因此，我们的第一阶段检索在召回率方面表现出色。它提取了10篇可能与我们的子问题相关的文档。

但问题在于，它们仅仅是

潜在

相关的。将这10个数据块全部直接输入到我们的主要推理大语言模型中既低效又有风险。

它会增加令牌成本，更重要的是，它可能会用嘈杂、半相关的信息使模型产生混淆。

高精度（作者：法里德·汗 )

我们现在需要的是一个精筛阶段 。我们需要一种方法来检查这10份候选文档，并挑选出绝对最佳的文档。这就是重排器发挥作用的地方。

关键区别在于这些模型的工作方式。

我们的初始检索使用了双编码器（嵌入模型），它会分别为查询和文档创建向量。它速度快，非常适合在数百万个项目中进行搜索。
A交叉编码器则将查询和单个文档作为一对输入，进行更深入、更细致的比较。它速度较慢，但准确性要高得多。

所以，基本上，我们要构建一个函数，该函数接收我们检索到的10篇文档，并使用交叉编码器模型为每篇文档赋予一个精确的相关性得分。然后，我们将只保留前3篇，这在我们的配置中已有定义。

首先，让我们初始化我们的交叉编码器模型。我们将使用sentence-transformers库中的一个小型但非常有效的模型，这在我们的配置中已经指定。

python 复制代码

from sentence_transformers import CrossEncoder # The library for using cross-encoder models

print("Initializing CrossEncoder reranker...")

# Initialize the CrossEncoder model using the name from our central config dictionary.
# The library will automatically download the model from the Hugging Face Hub if it's not cached.
reranker = CrossEncoder(config["reranker_model"])

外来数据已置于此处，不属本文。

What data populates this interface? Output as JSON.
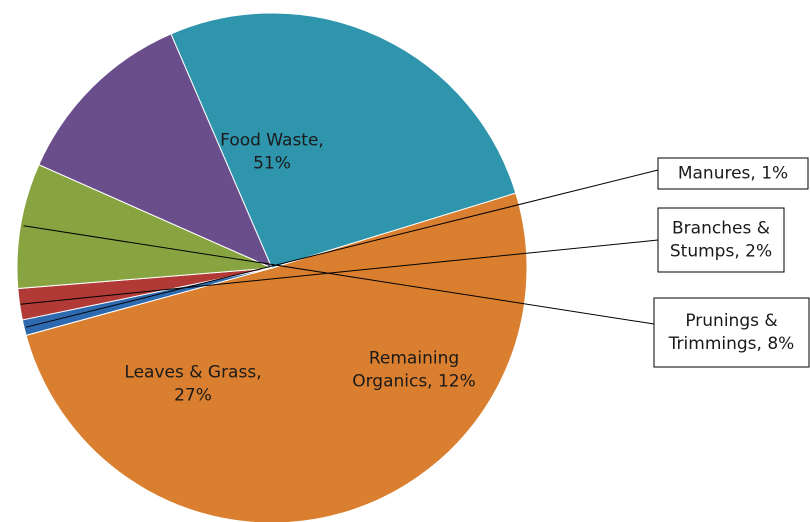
{
  "chart_data": {
    "type": "pie",
    "slices": [
      {
        "name": "Food Waste",
        "value": 51,
        "label_lines": [
          "Food Waste,",
          "51%"
        ],
        "color": "#D97F2F"
      },
      {
        "name": "Manures",
        "value": 1,
        "label_lines": [
          "Manures, 1%"
        ],
        "color": "#2E6AAF"
      },
      {
        "name": "Branches & Stumps",
        "value": 2,
        "label_lines": [
          "Branches &",
          "Stumps, 2%"
        ],
        "color": "#B13A36"
      },
      {
        "name": "Prunings & Trimmings",
        "value": 8,
        "label_lines": [
          "Prunings &",
          "Trimmings, 8%"
        ],
        "color": "#88A441"
      },
      {
        "name": "Remaining Organics",
        "value": 12,
        "label_lines": [
          "Remaining",
          "Organics, 12%"
        ],
        "color": "#6A4E8C"
      },
      {
        "name": "Leaves & Grass",
        "value": 27,
        "label_lines": [
          "Leaves & Grass,",
          "27%"
        ],
        "color": "#2E95AD"
      }
    ],
    "title": "",
    "legend": "none"
  }
}
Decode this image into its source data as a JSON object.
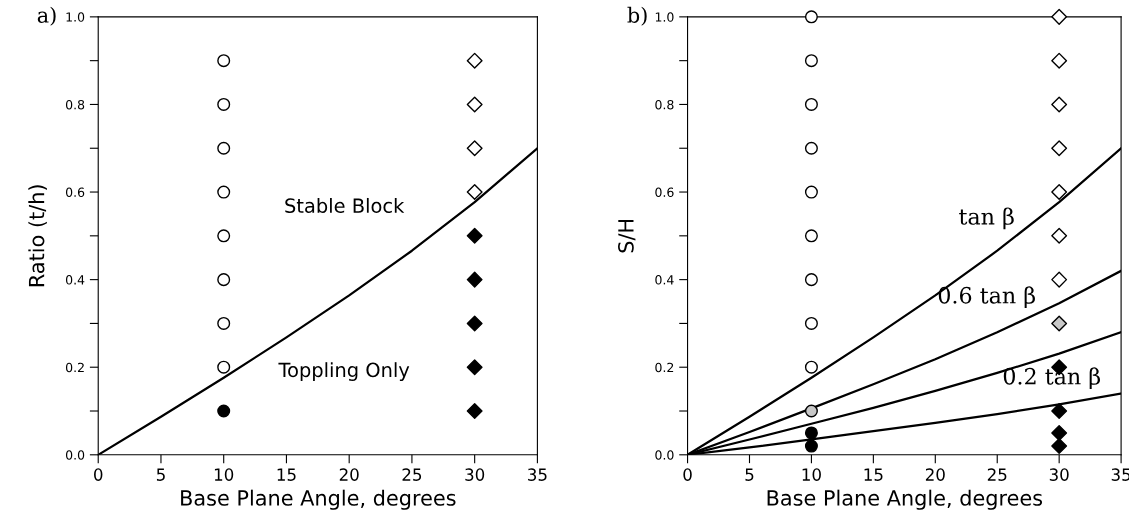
{
  "chart_data": [
    {
      "type": "scatter",
      "title": "a)",
      "xlabel": "Base Plane Angle, degrees",
      "ylabel": "Ratio (t/h)",
      "xlim": [
        0,
        35
      ],
      "ylim": [
        0,
        1.0
      ],
      "xticks": [
        0,
        5,
        10,
        15,
        20,
        25,
        30,
        35
      ],
      "yticks": [
        "0.0",
        {
          "value": 0.1,
          "label": null
        },
        0.2,
        {
          "value": 0.3,
          "label": null
        },
        0.4,
        {
          "value": 0.5,
          "label": null
        },
        0.6,
        {
          "value": 0.7,
          "label": null
        },
        0.8,
        {
          "value": 0.9,
          "label": null
        },
        {
          "value": 1.0,
          "label": "1.0"
        }
      ],
      "grid": false,
      "legend": false,
      "series": [
        {
          "type": "scatter",
          "marker": "circle",
          "color": "#ffffff",
          "x": [
            10,
            10,
            10,
            10,
            10,
            10,
            10,
            10
          ],
          "values": [
            0.2,
            0.3,
            0.4,
            0.5,
            0.6,
            0.7,
            0.8,
            0.9
          ]
        },
        {
          "type": "scatter",
          "marker": "circle",
          "color": "#000000",
          "x": [
            10
          ],
          "values": [
            0.1
          ]
        },
        {
          "type": "scatter",
          "marker": "diamond",
          "color": "#ffffff",
          "x": [
            30,
            30,
            30,
            30
          ],
          "values": [
            0.6,
            0.7,
            0.8,
            0.9
          ]
        },
        {
          "type": "scatter",
          "marker": "diamond",
          "color": "#000000",
          "x": [
            30,
            30,
            30,
            30,
            30
          ],
          "values": [
            0.1,
            0.2,
            0.3,
            0.4,
            0.5
          ]
        },
        {
          "type": "line",
          "marker": "none",
          "line_style": "solid",
          "color": "#000000",
          "x": [
            0,
            5,
            10,
            15,
            20,
            25,
            30,
            35
          ],
          "values": [
            0,
            0.087,
            0.176,
            0.268,
            0.364,
            0.466,
            0.577,
            0.7
          ]
        }
      ],
      "annotations": [
        "Stable Block",
        "Toppling Only"
      ]
    },
    {
      "type": "scatter",
      "title": "b)",
      "xlabel": "Base Plane Angle, degrees",
      "ylabel": "S/H",
      "xlim": [
        0,
        35
      ],
      "ylim": [
        0,
        1.0
      ],
      "xticks": [
        0,
        5,
        10,
        15,
        20,
        25,
        30,
        35
      ],
      "yticks": [
        "0.0",
        {
          "value": 0.1,
          "label": null
        },
        0.2,
        {
          "value": 0.3,
          "label": null
        },
        0.4,
        {
          "value": 0.5,
          "label": null
        },
        0.6,
        {
          "value": 0.7,
          "label": null
        },
        0.8,
        {
          "value": 0.9,
          "label": null
        },
        {
          "value": 1.0,
          "label": "1.0"
        }
      ],
      "grid": false,
      "legend": false,
      "series": [
        {
          "type": "scatter",
          "marker": "circle",
          "color": "#ffffff",
          "x": [
            10,
            10,
            10,
            10,
            10,
            10,
            10,
            10,
            10
          ],
          "values": [
            0.2,
            0.3,
            0.4,
            0.5,
            0.6,
            0.7,
            0.8,
            0.9,
            1.0
          ]
        },
        {
          "type": "scatter",
          "marker": "circle",
          "color": "#c8c8c8",
          "x": [
            10
          ],
          "values": [
            0.1
          ]
        },
        {
          "type": "scatter",
          "marker": "circle",
          "color": "#000000",
          "x": [
            10,
            10
          ],
          "values": [
            0.02,
            0.05
          ]
        },
        {
          "type": "scatter",
          "marker": "diamond",
          "color": "#ffffff",
          "x": [
            30,
            30,
            30,
            30,
            30,
            30,
            30
          ],
          "values": [
            0.4,
            0.5,
            0.6,
            0.7,
            0.8,
            0.9,
            1.0
          ]
        },
        {
          "type": "scatter",
          "marker": "diamond",
          "color": "#c8c8c8",
          "x": [
            30
          ],
          "values": [
            0.3
          ]
        },
        {
          "type": "scatter",
          "marker": "diamond",
          "color": "#000000",
          "x": [
            30,
            30,
            30,
            30
          ],
          "values": [
            0.02,
            0.05,
            0.1,
            0.2
          ]
        },
        {
          "type": "line",
          "marker": "none",
          "line_style": "solid",
          "color": "#000000",
          "x": [
            0,
            5,
            10,
            15,
            20,
            25,
            30,
            35
          ],
          "values": [
            0,
            0.087,
            0.176,
            0.268,
            0.364,
            0.466,
            0.577,
            0.7
          ]
        },
        {
          "type": "line",
          "marker": "none",
          "line_style": "solid",
          "color": "#000000",
          "x": [
            0,
            5,
            10,
            15,
            20,
            25,
            30,
            35
          ],
          "values": [
            0,
            0.052,
            0.106,
            0.161,
            0.218,
            0.28,
            0.346,
            0.42
          ]
        },
        {
          "type": "line",
          "marker": "none",
          "line_style": "solid",
          "color": "#000000",
          "x": [
            0,
            5,
            10,
            15,
            20,
            25,
            30,
            35
          ],
          "values": [
            0,
            0.035,
            0.071,
            0.107,
            0.146,
            0.187,
            0.231,
            0.28
          ]
        },
        {
          "type": "line",
          "marker": "none",
          "line_style": "solid",
          "color": "#000000",
          "x": [
            0,
            5,
            10,
            15,
            20,
            25,
            30,
            35
          ],
          "values": [
            0,
            0.017,
            0.035,
            0.054,
            0.073,
            0.093,
            0.115,
            0.14
          ]
        }
      ],
      "annotations": [
        "tan β",
        "0.6 tan β",
        "0.2 tan β"
      ]
    }
  ]
}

我们基本上是将预训练的重排序模型加载到内存中。这只需要做一次。我们选择的模型ms-marco-MiniLM-L-6-v2在这项任务中非常受欢迎，因为它在速度和准确性之间取得了很好的平衡。

现在我们可以创建执行重排序的函数了。

ini 复制代码

def rerank_documents_function(query: str, documents: List[Document]) -> List[Document]:
    # If we have no documents to rerank, return an empty list immediately.
    if not documents: 
        return []
        
    # Create the pairs of [query, document_content] that the cross-encoder needs.
    pairs = [(query, doc.page_content) for doc in documents]
    
    # Use the reranker to predict a relevance score for each pair. This returns a list of scores.
    scores = reranker.predict(pairs)
    
    # Combine the original documents with their new scores.
    doc_scores = list(zip(documents, scores))
    
    # Sort the list of (document, score) tuples in descending order based on the score.
    doc_scores.sort(key=lambda x: x[1], reverse=True)
    
    # Extract just the Document objects from the top N sorted results.
    # The number of documents to keep is controlled by 'top_n_rerank' in our config.
    reranked_docs = [doc for doc, score in doc_scores[:config["top_n_rerank"]]]
    
    return reranked_docs

此函数rerank_documents_function是我们精确阶段的主要部分。它接收查询和来自我们召回阶段的10个文档列表。最重要的步骤是reranker.predict(pairs)。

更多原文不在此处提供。